Du coup, le Gravos et moi nous y allons d’un plongeon grand-siècle. Faut ce qu’il faut ; et du moment qu’Obolan a fait la première courbette…
Toutes ces flexions faites je vais pour bavasser des formules explicatives, excusatrices et aristocratiques, mais la Pinuchette-bêlante me coupe l’adjectif sous la langue.
— Votre Seigneurerie Rarissime et Authentissime, continue le Bouleversant, voici donc de grands artistes qui vont donner l’éclat du neuf à votre fête.
Il me désigne.
— ici Ben Santa, le chef de la troupe. Là, Abder Béru. Et ici, Sirk…
— Sirk Isker ! fait précipitamment Sirk Hamar, ce qui lui vaut un long et soupçonneux regard san-antoniesque.
— Voilà, bêle la Vieillasse.
Je voudrais dire quelque chose, mais je suis trop occupé à museler Béru qui va vraisemblablement proférer des couenneries.
Pinaud reprend :
— Notre chef de troupe, l’honorable Ben Santa exécute un numéro de tir au pistolet. Quant à Abder Béru, il est spécialisé dans la chanson et la lutte à mains libres. Pour Sirk Isker…
Il se racle la gorge.
— Je fais de la prestidigitation, termine notre prisonnier.
Il me laisse rêveur, Sirk. Car en somme, il pourrait profiter de cette chance inouïe qui s’offre à lui de nous larguer. Il lui suffirait de dire à l’émir qui nous sommes. Mais il paraît infiniment craintif.

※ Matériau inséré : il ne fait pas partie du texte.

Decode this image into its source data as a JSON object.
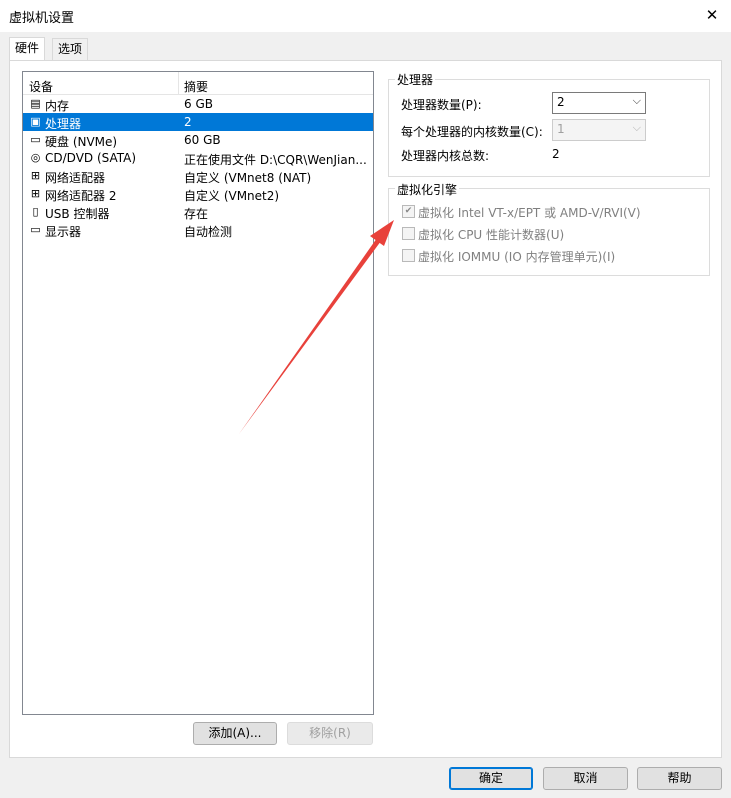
{
  "window": {
    "title": "虚拟机设置",
    "close_icon": "close-icon"
  },
  "tabs": [
    {
      "label": "硬件",
      "active": true
    },
    {
      "label": "选项",
      "active": false
    }
  ],
  "device_list": {
    "col_device": "设备",
    "col_summary": "摘要",
    "rows": [
      {
        "icon": "memory-icon",
        "name": "内存",
        "summary": "6 GB",
        "selected": false
      },
      {
        "icon": "cpu-icon",
        "name": "处理器",
        "summary": "2",
        "selected": true
      },
      {
        "icon": "disk-icon",
        "name": "硬盘 (NVMe)",
        "summary": "60 GB",
        "selected": false
      },
      {
        "icon": "cdrom-icon",
        "name": "CD/DVD (SATA)",
        "summary": "正在使用文件 D:\\CQR\\WenJian...",
        "selected": false
      },
      {
        "icon": "network-icon",
        "name": "网络适配器",
        "summary": "自定义 (VMnet8 (NAT)",
        "selected": false
      },
      {
        "icon": "network-icon",
        "name": "网络适配器 2",
        "summary": "自定义 (VMnet2)",
        "selected": false
      },
      {
        "icon": "usb-icon",
        "name": "USB 控制器",
        "summary": "存在",
        "selected": false
      },
      {
        "icon": "monitor-icon",
        "name": "显示器",
        "summary": "自动检测",
        "selected": false
      }
    ]
  },
  "list_buttons": {
    "add": "添加(A)...",
    "remove": "移除(R)"
  },
  "processor": {
    "group_title": "处理器",
    "count_label": "处理器数量(P):",
    "count_value": "2",
    "cores_label": "每个处理器的内核数量(C):",
    "cores_value": "1",
    "total_label": "处理器内核总数:",
    "total_value": "2"
  },
  "virtualization": {
    "group_title": "虚拟化引擎",
    "options": [
      {
        "label": "虚拟化 Intel VT-x/EPT 或 AMD-V/RVI(V)",
        "checked": true
      },
      {
        "label": "虚拟化 CPU 性能计数器(U)",
        "checked": false
      },
      {
        "label": "虚拟化 IOMMU (IO 内存管理单元)(I)",
        "checked": false
      }
    ]
  },
  "dialog_buttons": {
    "ok": "确定",
    "cancel": "取消",
    "help": "帮助"
  },
  "colors": {
    "selection": "#0078d7",
    "annotation_arrow": "#e8413b"
  }
}
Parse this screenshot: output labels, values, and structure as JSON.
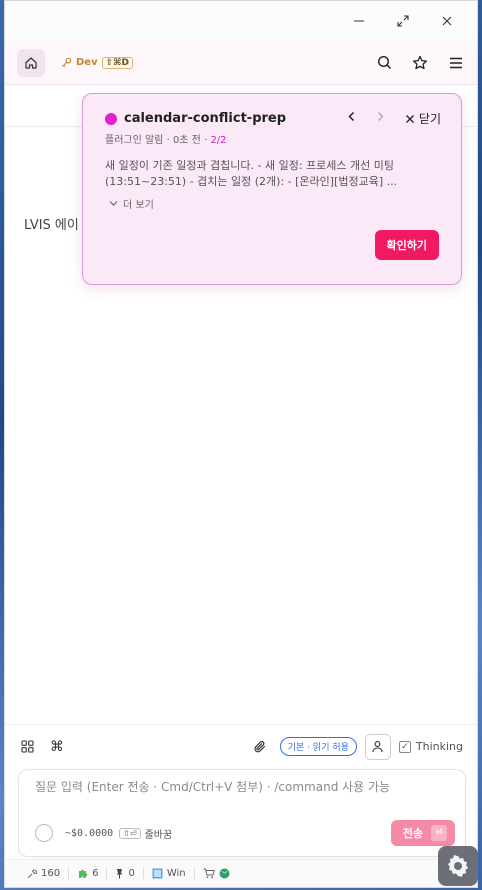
{
  "header": {
    "dev_label": "Dev",
    "dev_shortcut": "⇧⌘D"
  },
  "content": {
    "text": "LVIS 에이"
  },
  "popup": {
    "title": "calendar-conflict-prep",
    "source": "플러그인 알림",
    "time": "0초 전",
    "page": "2/2",
    "close_label": "닫기",
    "body": "새 일정이 기존 일정과 겹칩니다. - 새 일정: 프로세스 개선 미팅 (13:51~23:51) - 겹치는 일정 (2개): - [온라인][법정교육] ...",
    "more_label": "더 보기",
    "confirm_label": "확인하기",
    "dot_color": "#e41fd6"
  },
  "toolbar": {
    "permission_label": "기본 · 읽기 허용",
    "thinking_label": "Thinking"
  },
  "input": {
    "placeholder": "질문 입력 (Enter 전송 · Cmd/Ctrl+V 첨부) · /command 사용 가능",
    "cost": "~$0.0000",
    "wrap_shortcut": "⇧⏎",
    "wrap_label": "줄바꿈",
    "send_label": "전송",
    "send_shortcut": "⏎"
  },
  "status": {
    "tools_count": "160",
    "plugins_count": "6",
    "pins_count": "0",
    "platform": "Win"
  },
  "colors": {
    "accent": "#f01962",
    "send_disabled": "#f58aa6",
    "permission": "#2f6fe4"
  }
}
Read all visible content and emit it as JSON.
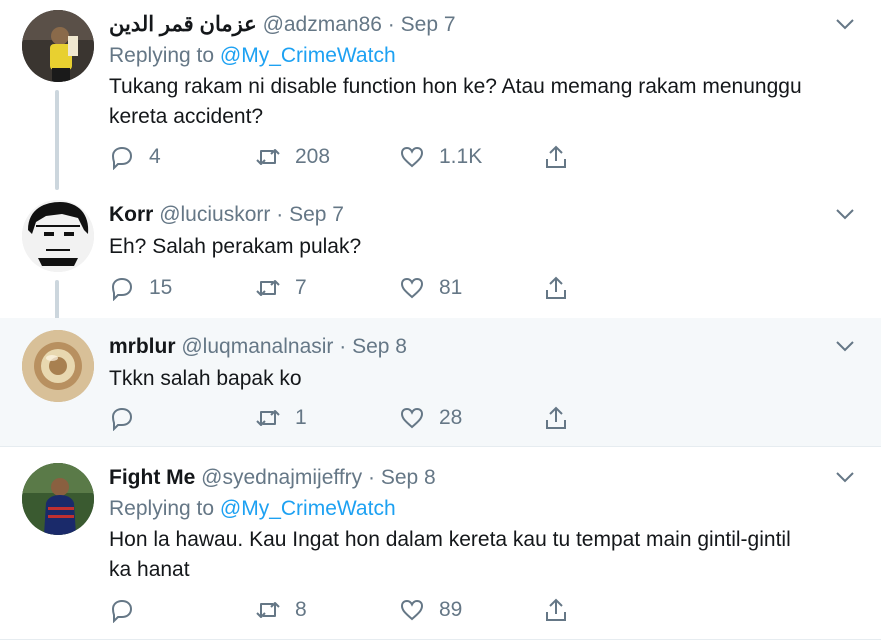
{
  "tweets": [
    {
      "name": "عزمان قمر الدين",
      "handle": "@adzman86",
      "date": "Sep 7",
      "replying_prefix": "Replying to",
      "replying_to": "@My_CrimeWatch",
      "text_lines": [
        "Tukang rakam ni disable function hon ke? Atau memang rakam menunggu",
        "kereta accident?"
      ],
      "replies": "4",
      "retweets": "208",
      "likes": "1.1K"
    },
    {
      "name": "Korr",
      "handle": "@luciuskorr",
      "date": "Sep 7",
      "text_lines": [
        "Eh? Salah perakam pulak?"
      ],
      "replies": "15",
      "retweets": "7",
      "likes": "81"
    },
    {
      "name": "mrblur",
      "handle": "@luqmanalnasir",
      "date": "Sep 8",
      "text_lines": [
        "Tkkn salah bapak ko"
      ],
      "replies": "",
      "retweets": "1",
      "likes": "28"
    },
    {
      "name": "Fight Me",
      "handle": "@syednajmijeffry",
      "date": "Sep 8",
      "replying_prefix": "Replying to",
      "replying_to": "@My_CrimeWatch",
      "text_lines": [
        "Hon la hawau. Kau Ingat hon dalam kereta kau tu tempat main gintil-gintil",
        "ka hanat"
      ],
      "replies": "",
      "retweets": "8",
      "likes": "89"
    }
  ],
  "separator": "·",
  "colors": {
    "link": "#1da1f2",
    "muted": "#657786",
    "text": "#14171a",
    "highlight_bg": "#f5f8fa",
    "thread_line": "#ccd6dd"
  },
  "icons": [
    "reply-icon",
    "retweet-icon",
    "like-icon",
    "share-icon",
    "chevron-down-icon"
  ]
}
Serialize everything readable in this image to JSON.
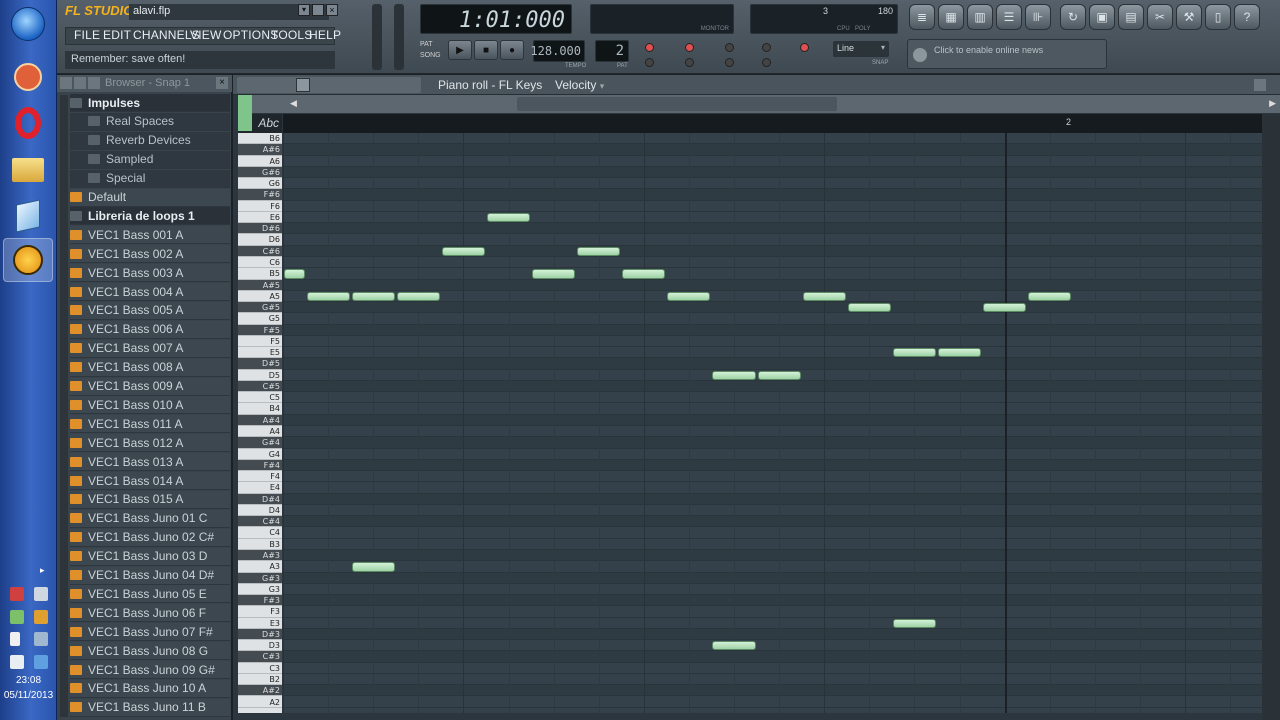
{
  "title": {
    "app": "FL STUDIO",
    "file": "alavi.flp"
  },
  "menu": [
    "FILE",
    "EDIT",
    "CHANNELS",
    "VIEW",
    "OPTIONS",
    "TOOLS",
    "HELP"
  ],
  "hint": "Remember: save often!",
  "transport": {
    "time": "1:01:000",
    "tempo": "128.000",
    "pattern": "2",
    "snap": "Line",
    "tempo_label": "TEMPO",
    "pat_label": "PAT",
    "snap_label": "SNAP",
    "pat_song": [
      "PAT",
      "SONG"
    ]
  },
  "meters": {
    "cpu_label": "CPU",
    "poly_label": "POLY",
    "poly_max": "180",
    "cpu_value": "3",
    "monitor_label": "MONITOR"
  },
  "news": "Click to enable online news",
  "browser": {
    "title": "Browser - Snap 1",
    "items": [
      {
        "label": "Impulses",
        "kind": "special"
      },
      {
        "label": "Real Spaces",
        "kind": "folder"
      },
      {
        "label": "Reverb Devices",
        "kind": "folder"
      },
      {
        "label": "Sampled",
        "kind": "folder"
      },
      {
        "label": "Special",
        "kind": "folder"
      },
      {
        "label": "Default",
        "kind": "file"
      },
      {
        "label": "Libreria de loops 1",
        "kind": "special"
      },
      {
        "label": "VEC1 Bass 001 A",
        "kind": "file"
      },
      {
        "label": "VEC1 Bass 002 A",
        "kind": "file"
      },
      {
        "label": "VEC1 Bass 003 A",
        "kind": "file"
      },
      {
        "label": "VEC1 Bass 004 A",
        "kind": "file"
      },
      {
        "label": "VEC1 Bass 005 A",
        "kind": "file"
      },
      {
        "label": "VEC1 Bass 006 A",
        "kind": "file"
      },
      {
        "label": "VEC1 Bass 007 A",
        "kind": "file"
      },
      {
        "label": "VEC1 Bass 008 A",
        "kind": "file"
      },
      {
        "label": "VEC1 Bass 009 A",
        "kind": "file"
      },
      {
        "label": "VEC1 Bass 010 A",
        "kind": "file"
      },
      {
        "label": "VEC1 Bass 011 A",
        "kind": "file"
      },
      {
        "label": "VEC1 Bass 012 A",
        "kind": "file"
      },
      {
        "label": "VEC1 Bass 013 A",
        "kind": "file"
      },
      {
        "label": "VEC1 Bass 014 A",
        "kind": "file"
      },
      {
        "label": "VEC1 Bass 015 A",
        "kind": "file"
      },
      {
        "label": "VEC1 Bass Juno 01 C",
        "kind": "file"
      },
      {
        "label": "VEC1 Bass Juno 02 C#",
        "kind": "file"
      },
      {
        "label": "VEC1 Bass Juno 03 D",
        "kind": "file"
      },
      {
        "label": "VEC1 Bass Juno 04 D#",
        "kind": "file"
      },
      {
        "label": "VEC1 Bass Juno 05 E",
        "kind": "file"
      },
      {
        "label": "VEC1 Bass Juno 06 F",
        "kind": "file"
      },
      {
        "label": "VEC1 Bass Juno 07 F#",
        "kind": "file"
      },
      {
        "label": "VEC1 Bass Juno 08 G",
        "kind": "file"
      },
      {
        "label": "VEC1 Bass Juno 09 G#",
        "kind": "file"
      },
      {
        "label": "VEC1 Bass Juno 10 A",
        "kind": "file"
      },
      {
        "label": "VEC1 Bass Juno 11 B",
        "kind": "file"
      }
    ]
  },
  "pianoroll": {
    "title": "Piano roll - FL Keys",
    "target": "Velocity",
    "event_lane_label": "Abc",
    "bar_marker": "2",
    "keys": [
      "B6",
      "A#6",
      "A6",
      "G#6",
      "G6",
      "F#6",
      "F6",
      "E6",
      "D#6",
      "D6",
      "C#6",
      "C6",
      "B5",
      "A#5",
      "A5",
      "G#5",
      "G5",
      "F#5",
      "F5",
      "E5",
      "D#5",
      "D5",
      "C#5",
      "C5",
      "B4",
      "A#4",
      "A4",
      "G#4",
      "G4",
      "F#4",
      "F4",
      "E4",
      "D#4",
      "D4",
      "C#4",
      "C4",
      "B3",
      "A#3",
      "A3",
      "G#3",
      "G3",
      "F#3",
      "F3",
      "E3",
      "D#3",
      "D3",
      "C#3",
      "C3",
      "B2",
      "A#2",
      "A2"
    ],
    "notes": [
      {
        "pitch": "B5",
        "step": 0,
        "len": 0.5
      },
      {
        "pitch": "A5",
        "step": 0.5,
        "len": 1
      },
      {
        "pitch": "A5",
        "step": 1.5,
        "len": 1
      },
      {
        "pitch": "A5",
        "step": 2.5,
        "len": 1
      },
      {
        "pitch": "C#6",
        "step": 3.5,
        "len": 1
      },
      {
        "pitch": "E6",
        "step": 4.5,
        "len": 1
      },
      {
        "pitch": "B5",
        "step": 5.5,
        "len": 1
      },
      {
        "pitch": "C#6",
        "step": 6.5,
        "len": 1
      },
      {
        "pitch": "B5",
        "step": 7.5,
        "len": 1
      },
      {
        "pitch": "A5",
        "step": 8.5,
        "len": 1
      },
      {
        "pitch": "D5",
        "step": 9.5,
        "len": 1
      },
      {
        "pitch": "D5",
        "step": 10.5,
        "len": 1
      },
      {
        "pitch": "A5",
        "step": 11.5,
        "len": 1
      },
      {
        "pitch": "G#5",
        "step": 12.5,
        "len": 1
      },
      {
        "pitch": "E5",
        "step": 13.5,
        "len": 1
      },
      {
        "pitch": "E5",
        "step": 14.5,
        "len": 1
      },
      {
        "pitch": "G#5",
        "step": 15.5,
        "len": 1
      },
      {
        "pitch": "A5",
        "step": 16.5,
        "len": 1
      },
      {
        "pitch": "A3",
        "step": 1.5,
        "len": 1
      },
      {
        "pitch": "D3",
        "step": 9.5,
        "len": 1
      },
      {
        "pitch": "E3",
        "step": 13.5,
        "len": 1
      }
    ]
  },
  "taskbar": {
    "time": "23:08",
    "date": "05/11/2013"
  },
  "colors": {
    "note": "#b4e0bb",
    "grid": "#34414a",
    "panel": "#3d474f",
    "accent": "#f0a020"
  }
}
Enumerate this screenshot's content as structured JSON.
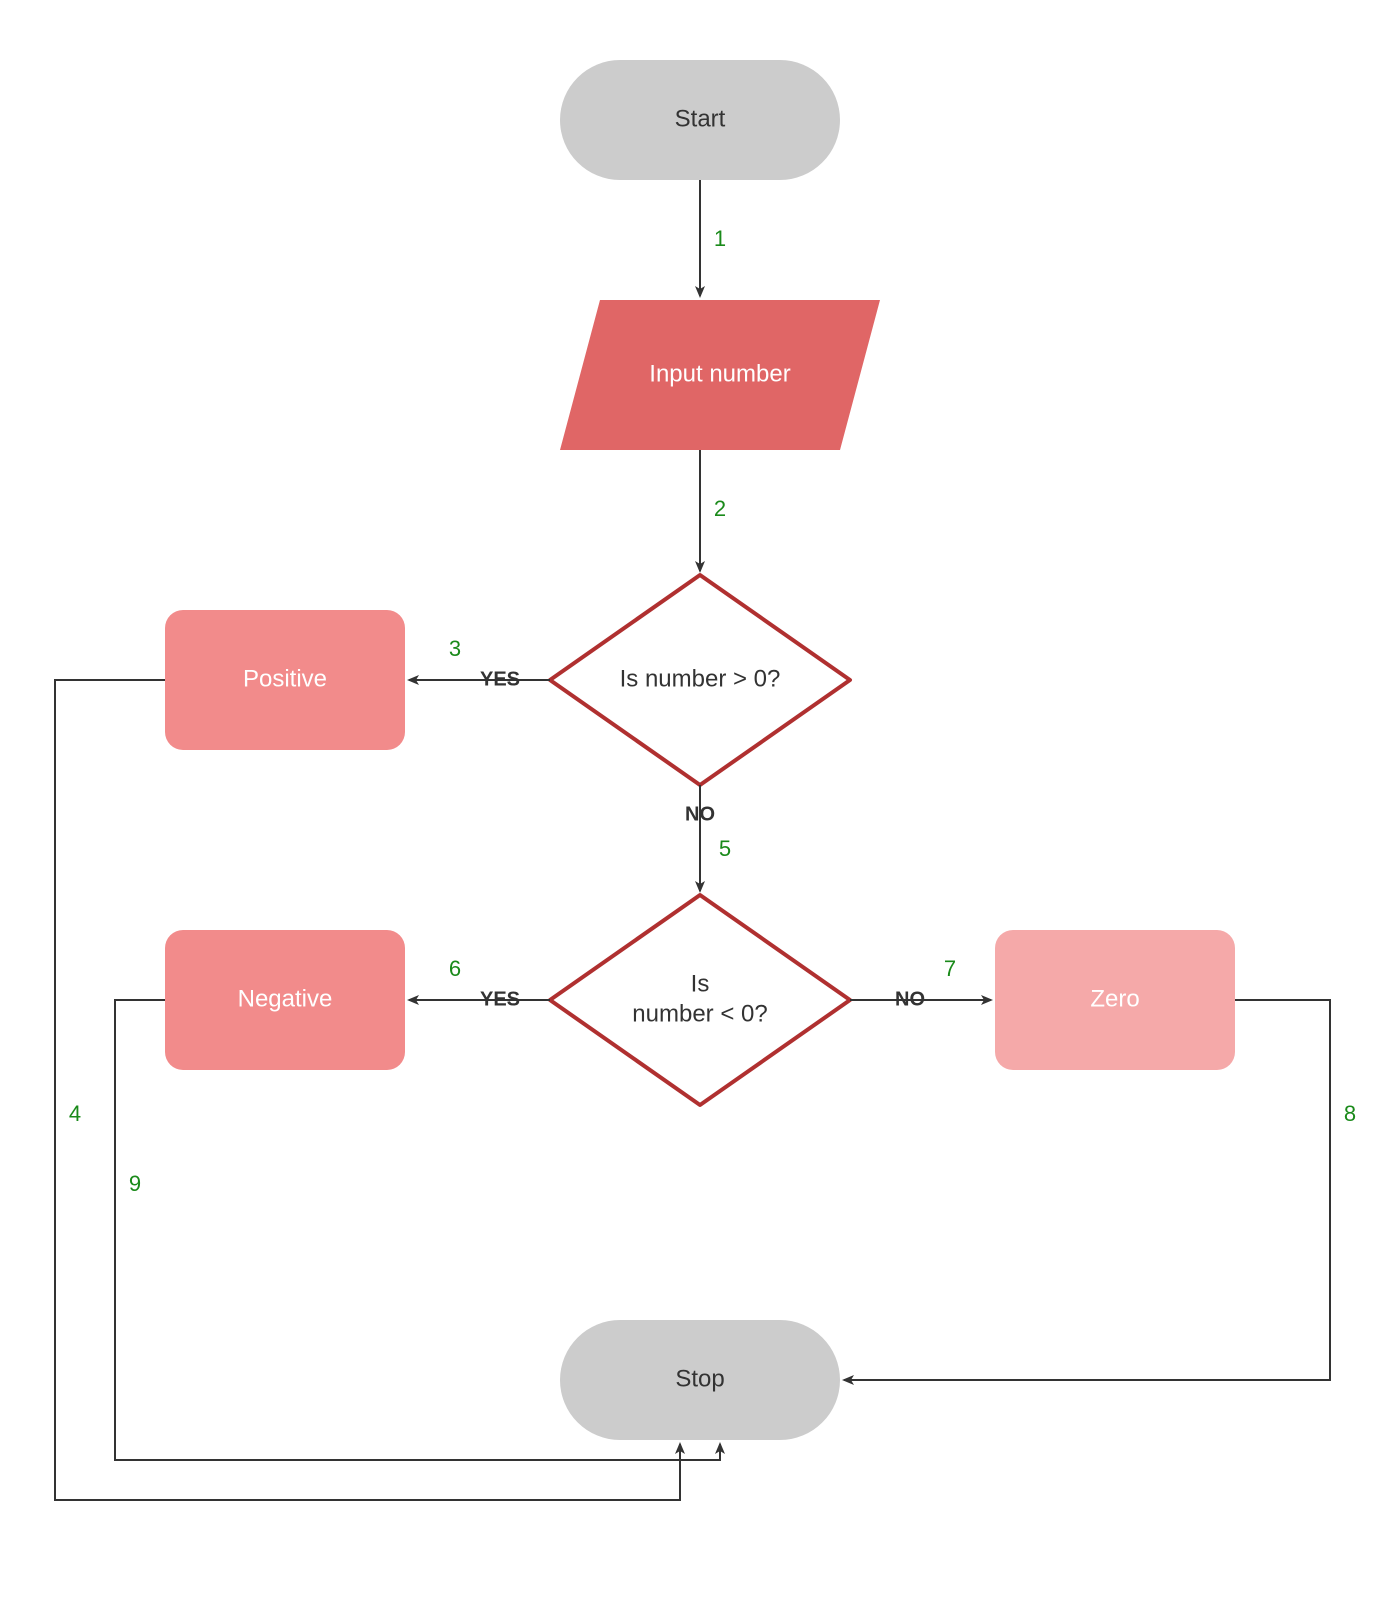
{
  "nodes": {
    "start": {
      "label": "Start"
    },
    "input": {
      "label": "Input number"
    },
    "dec1": {
      "label": "Is number > 0?"
    },
    "dec2a": {
      "label": "Is"
    },
    "dec2b": {
      "label": "number < 0?"
    },
    "pos": {
      "label": "Positive"
    },
    "neg": {
      "label": "Negative"
    },
    "zero": {
      "label": "Zero"
    },
    "stop": {
      "label": "Stop"
    }
  },
  "edges": {
    "e1": {
      "num": "1"
    },
    "e2": {
      "num": "2"
    },
    "e3": {
      "num": "3",
      "word": "YES"
    },
    "e4": {
      "num": "4"
    },
    "e5": {
      "num": "5",
      "word": "NO"
    },
    "e6": {
      "num": "6",
      "word": "YES"
    },
    "e7": {
      "num": "7",
      "word": "NO"
    },
    "e8": {
      "num": "8"
    },
    "e9": {
      "num": "9"
    }
  },
  "colors": {
    "grey": "#cccccc",
    "red_dark": "#e06666",
    "red_mid": "#f28b8b",
    "red_light": "#f5a9a9",
    "diamond_stroke": "#b03030",
    "arrow": "#333333"
  }
}
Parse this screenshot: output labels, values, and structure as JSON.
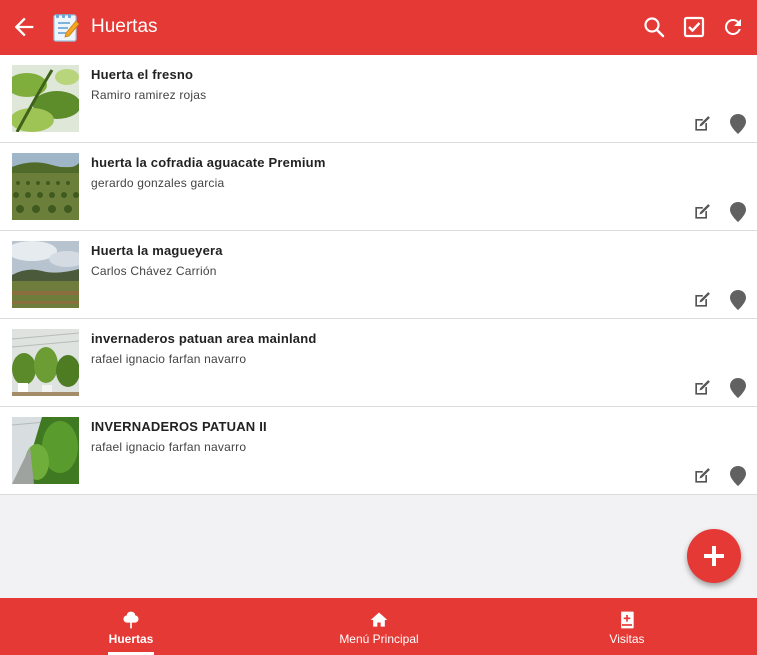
{
  "header": {
    "title": "Huertas"
  },
  "huertas": [
    {
      "title": "Huerta el fresno",
      "owner": "Ramiro ramirez rojas"
    },
    {
      "title": "huerta la cofradia aguacate Premium",
      "owner": "gerardo gonzales garcia"
    },
    {
      "title": "Huerta la magueyera",
      "owner": "Carlos Chávez Carrión"
    },
    {
      "title": "invernaderos patuan area mainland",
      "owner": "rafael ignacio farfan navarro"
    },
    {
      "title": "INVERNADEROS PATUAN II",
      "owner": "rafael ignacio farfan navarro"
    }
  ],
  "bottom_nav": [
    {
      "label": "Huertas",
      "icon": "tree-icon",
      "active": true
    },
    {
      "label": "Menú Principal",
      "icon": "home-icon",
      "active": false
    },
    {
      "label": "Visitas",
      "icon": "book-icon",
      "active": false
    }
  ],
  "colors": {
    "primary": "#e53935"
  }
}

— Majesté, fais-je à Obolan en donnant à mon français un accent nordaf très prononcé, vous parlez le français ?
— Je ! fait l’émir qui doit surtout utiliser l’anglais comme langue étrangère. D’autant plus que son pétrole il le fourgue très certainement aux Ricains.
Pinuche se tourne carrément vers nous et déclare.
— Quand j’ai su que Sa Grande Bienveillance Prodigissime recherchait des artistes pour célébrer les fêtes du Falzar, je me suis empressé de lui dire qu’il en détenait trois très exceptionnels dans les geôles de son palais.
Je commence à piger l’astuce Pinucharde.
En draguant dans les estaminets d’Aigou, il a appris que des fêtes allaient avoir lieu et que le souverain faisait appel à des artistes et il a trouvé cette astuce pour nous faire débastiller. Pas bête. Il est drôlement précieux, Pinaud.
Mais Obolan parle.
— Pourquoi avez-vous frappé mes gardes fiscaux ? demande-t-il.
Béru va dire, je lui vole une fois de plus la parole.
— C’est un malentendu, Majesté. Nous n’avons pas le rare privilège de parler votre langue et nous n’avons pas compris ce que voulaient ces valeureux fonctionnaires.
— Il paraît, fait l’émir d’une voix suave en montrant Sirk, que celui-ci traduisait.
Il est déjà bien rancardé, le monarque ! Son français est scolaire ; lent, bien articulé. Il remue à peine les lèvres en parlant.